Я хлопала глазами как заводная игрушечная кукла:
— Что ты хочешь сказать?
— Ничего, — друг стушевался. — Забудь, я сам не знаю, что несу.
Он покаянно склонил голову, и прижимал ладони в просительном жесте к груди, я же требовала рассказать правду. Оливер очевидно жалел о сказанном. Я ругала себя, что лезу к нему с расспросами, и продолжала лезть. Но он больше ничего не сказал, и посоветовал пообщаться с тем, кто обещал мне «говорить только правду».
Напоследок, прежде, чем скинуть звонок, я услышала, как себе под нос, но получилось, что для меня в микрофон, он прошептал:
— Этот псих меня убьёт.
Таймер запищал на кухне, разнося противный звук по квартире. Боже, я пекла ему пирог, а он мне врал. Бессовестный. Бесчеловечный. Бессердечный.
45
Они ходили в одну группу в детском саду, в первый класс тоже пошли вместе, учителя весело над ними подшучивали, называя «мы с Тамарой ходим парой». Глупые одноклассники запомнили и повторяли, за это и за многие другие обиды взрывной Артём частенько бегал «чистить разум и табло» юных идиотов. Так что дети скоро уяснили, что с ним шутки плохи, и даже тихоню со странным именем Оливер Басов быстро перестали дразнить, ведь на его защиту всегда вставал брат.
Если Оливер был прилежным, любил учиться и ненавидел выделяться, то Артём наоборот привлекал всеобщее внимание и, кажется, гордился этим. На фоне брата он казался петардой, которая может взорваться в любую секунду, но даже будучи сорванцом, учился сносно. Он быстро схватывал материал, а благодаря природной харизме все учителя его обожали. А также обожали его отца, которого часто вызывали в школу, благо поводов юный Охренчик давал много.
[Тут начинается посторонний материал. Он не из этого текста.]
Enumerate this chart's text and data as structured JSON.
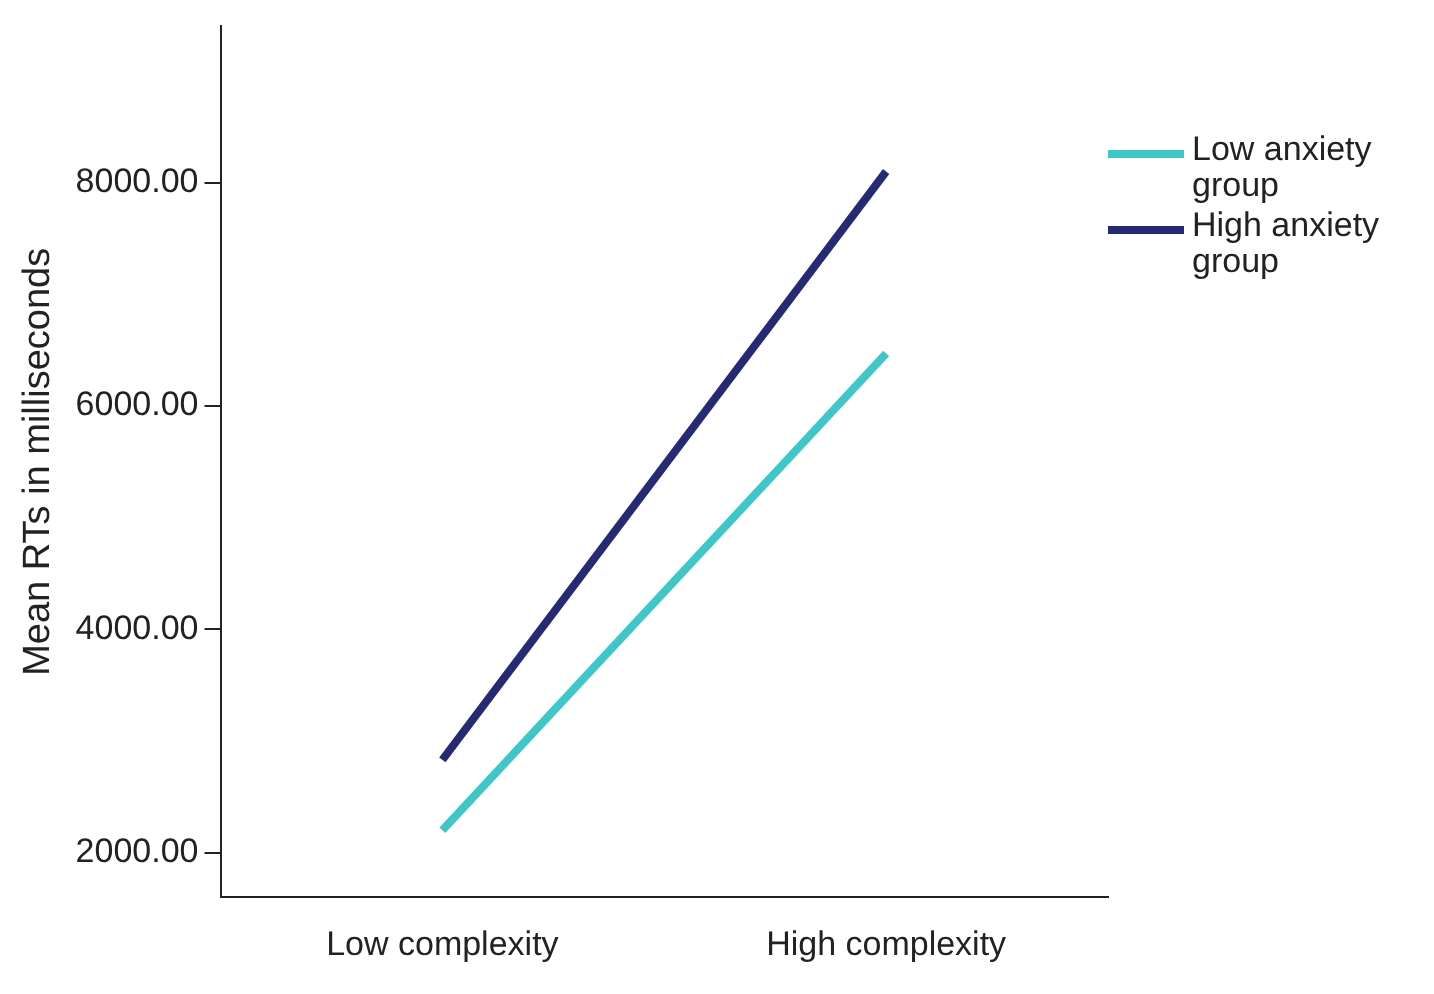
{
  "chart_data": {
    "type": "line",
    "ylabel": "Mean RTs in milliseconds",
    "categories": [
      "Low complexity",
      "High complexity"
    ],
    "series": [
      {
        "name": "Low anxiety group",
        "color": "#3ec6c9",
        "values": [
          2200,
          6470
        ]
      },
      {
        "name": "High anxiety group",
        "color": "#262a72",
        "values": [
          2830,
          8100
        ]
      }
    ],
    "ylim": [
      1600,
      9400
    ],
    "yticks": [
      {
        "value": 2000,
        "label": "2000.00"
      },
      {
        "value": 4000,
        "label": "4000.00"
      },
      {
        "value": 6000,
        "label": "6000.00"
      },
      {
        "value": 8000,
        "label": "8000.00"
      }
    ],
    "grid": false,
    "legend": "right",
    "marker": "none",
    "line_style": "solid"
  }
}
Однажды даже набрав ведро снега, он ворвался в соседний класс и прицельно обстрелял всех тех, кто прознав его фамилию, необдуманно хотел посмеяться. В школе он неимоверно быстро заслужил авторитет в своей параллели, и даже задиравшие носы второклашки и третьеклашки предпочитали обходить его стороной.